Inflammatory mediators and drugs which affect inflammation can influence the healing of injured tissues. Leukotrienes are potent inflammatory mediators, and similar to prostaglandins, are metabolites of arachidonic acid which can have positive or negative effects on bone and cartilage tissues. Here we tested the hypothesis that blocking the negative regulation of leukotrienes, would lead to enhanced endochondral bone formation during fracture repair. A closed femoral fracture was created in mice. Animals were divided into three groups for treatment with either montelukast sodium, a cysteinyl leukotriene type 1 receptor antagonist (trade name Singulair), zileuton, a 5-lipoxygenase enzyme inhibitor (trade name Zyflo), or carrier alone. The fractures were analyzed using radiographs, quantitative gene expression, histology and histomorphometry, and immunohistochemistry. Both the montelukast sodium group and the zileuton group exhibited enhanced fracture repair when compared with controls. Both treatment groups exhibited increased callous size and earlier bone formation when compared to controls as early as day 7. Gene expression analysis of treatment groups showed increased markers of chondrocyte proliferation and differentiation, and increased early bone formation markers when compared with controls. Treatment with montelukast sodium directly targeted the cysteinyl leukotriene type 1 receptor, leading to increased chondrocyte proliferation at early time points. These novel findings suggests a potential mechanism by which the cysteinyl leukotriene type 1 receptor acts as a negative regulator of chondrocyte proliferation, with important and previously unrecognized implications for both fracture repair, and in a broader context, systemic chondrocyte growth and differentiation.

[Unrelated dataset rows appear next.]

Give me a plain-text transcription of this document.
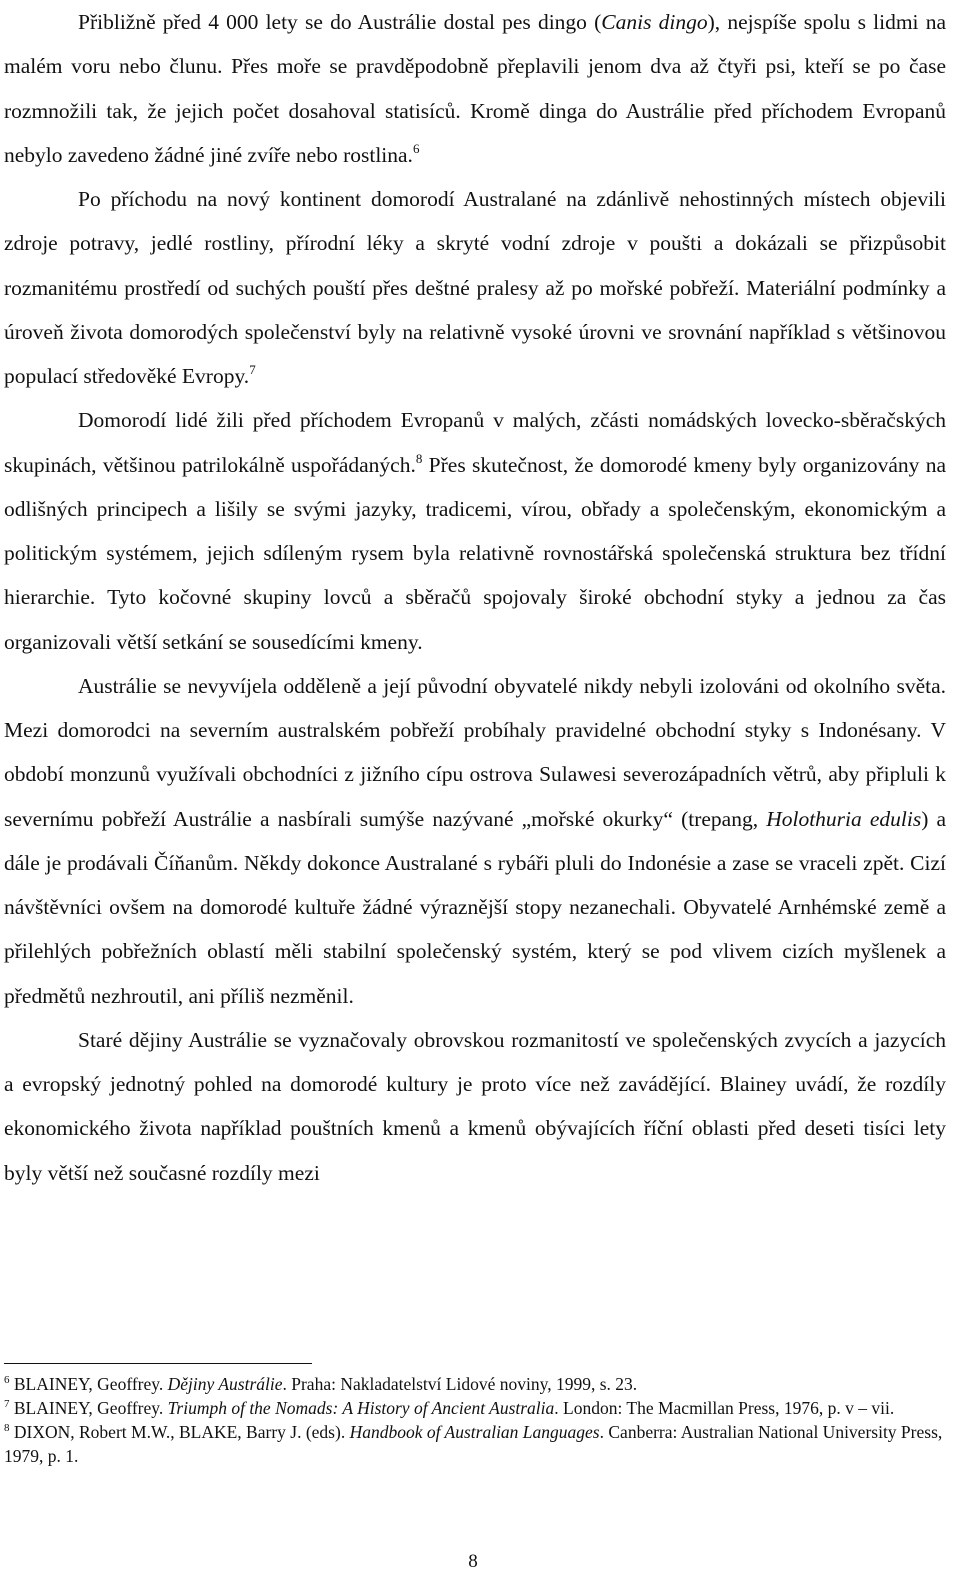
Přibližně před 4 000 lety se do Austrálie dostal pes dingo (Canis dingo), nejspíše spolu s lidmi na malém voru nebo člunu. Přes moře se pravděpodobně přeplavili jenom dva až čtyři psi, kteří se po čase rozmnožili tak, že jejich počet dosahoval statisíců. Kromě dinga do Austrálie před příchodem Evropanů nebylo zavedeno žádné jiné zvíře nebo rostlina.$^6$

Po příchodu na nový kontinent domorodí Australané na zdánlivě nehostinných místech objevili zdroje potravy, jedlé rostliny, přírodní léky a skryté vodní zdroje v poušti a dokázali se přizpůsobit rozmanitému prostředí od suchých pouští přes deštné pralesy až po mořské pobřeží. Materiální podmínky a úroveň života domorodých společenství byly na relativně vysoké úrovni ve srovnání například s většinovou populací středověké Evropy.$^7$

Domorodí lidé žili před příchodem Evropanů v malých, zčásti nomádských lovecko-sběračských skupinách, většinou patrilokálně uspořádaných.$^8$ Přes skutečnost, že domorodé kmeny byly organizovány na odlišných principech a lišily se svými jazyky, tradicemi, vírou, obřady a společenským, ekonomickým a politickým systémem, jejich sdíleným rysem byla relativně rovnostářská společenská struktura bez třídní hierarchie. Tyto kočovné skupiny lovců a sběračů spojovaly široké obchodní styky a jednou za čas organizovali větší setkání se sousedícími kmeny.

Austrálie se nevyvíjela odděleně a její původní obyvatelé nikdy nebyli izolováni od okolního světa. Mezi domorodci na severním australském pobřeží probíhaly pravidelné obchodní styky s Indonésany. V období monzunů využívali obchodníci z jižního cípu ostrova Sulawesi severozápadních větrů, aby připluli k severnímu pobřeží Austrálie a nasbírali sumýše nazývané „mořské okurky“ (trepang, Holothuria edulis) a dále je prodávali Číňanům. Někdy dokonce Australané s rybáři pluli do Indonésie a zase se vraceli zpět. Cizí návštěvníci ovšem na domorodé kultuře žádné výraznější stopy nezanechali. Obyvatelé Arnhémské země a přilehlých pobřežních oblastí měli stabilní společenský systém, který se pod vlivem cizích myšlenek a předmětů nezhroutil, ani příliš nezměnil.

Staré dějiny Austrálie se vyznačovaly obrovskou rozmanitostí ve společenských zvycích a jazycích a evropský jednotný pohled na domorodé kultury je proto více než zavádějící. Blainey uvádí, že rozdíly ekonomického života například pouštních kmenů a kmenů obývajících říční oblasti před deseti tisíci lety byly větší než současné rozdíly mezi

$^6$ BLAINEY, Geoffrey. Dějiny Austrálie. Praha: Nakladatelství Lidové noviny, 1999, s. 23.

$^7$ BLAINEY, Geoffrey. Triumph of the Nomads: A History of Ancient Australia. London: The Macmillan Press, 1976, p. v – vii.

$^8$ DIXON, Robert M.W., BLAKE, Barry J. (eds). Handbook of Australian Languages. Canberra: Australian National University Press, 1979, p. 1.

8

机译:炎症介质和药物的影响炎症会影响治疗的受伤组织。介质,类似于前列腺素的花生四烯酸代谢物对骨骼和积极或消极的影响软骨组织。阻塞的负调控白细胞三烯,会导致增强软骨内在骨折修复骨形成。股骨骨折成立于老鼠。被分成三个组治疗montelukast钠,半胱氨酰1型白三烯受体拮抗剂(贸易5-lipoxygenase名顺尔宁),与酶抑制剂(贸易名称欣),或载体一个人。射线照片,定量基因表达,组织学和histomorphometry,免疫组织化学。组和与组表现出增强的骨折修复与控制相比。治疗组表现出冷酷的大小增加和之前相比骨形成控制早在第七天。分析治疗组显示增加软骨细胞增殖和标记早期骨分化,增加形成标记相比,控制。直接montelukast钠治疗针对半胱氨酰白三烯1型受体,导致软骨细胞增加扩散在早期的时间点。研究结果表明潜在的机制1型的半胱氨酰白三烯受体作为消极的软骨细胞的监管机构扩散,重要的和识别裂缝的影响修复、在更广泛的背景下,系统性软骨细胞生长和分化。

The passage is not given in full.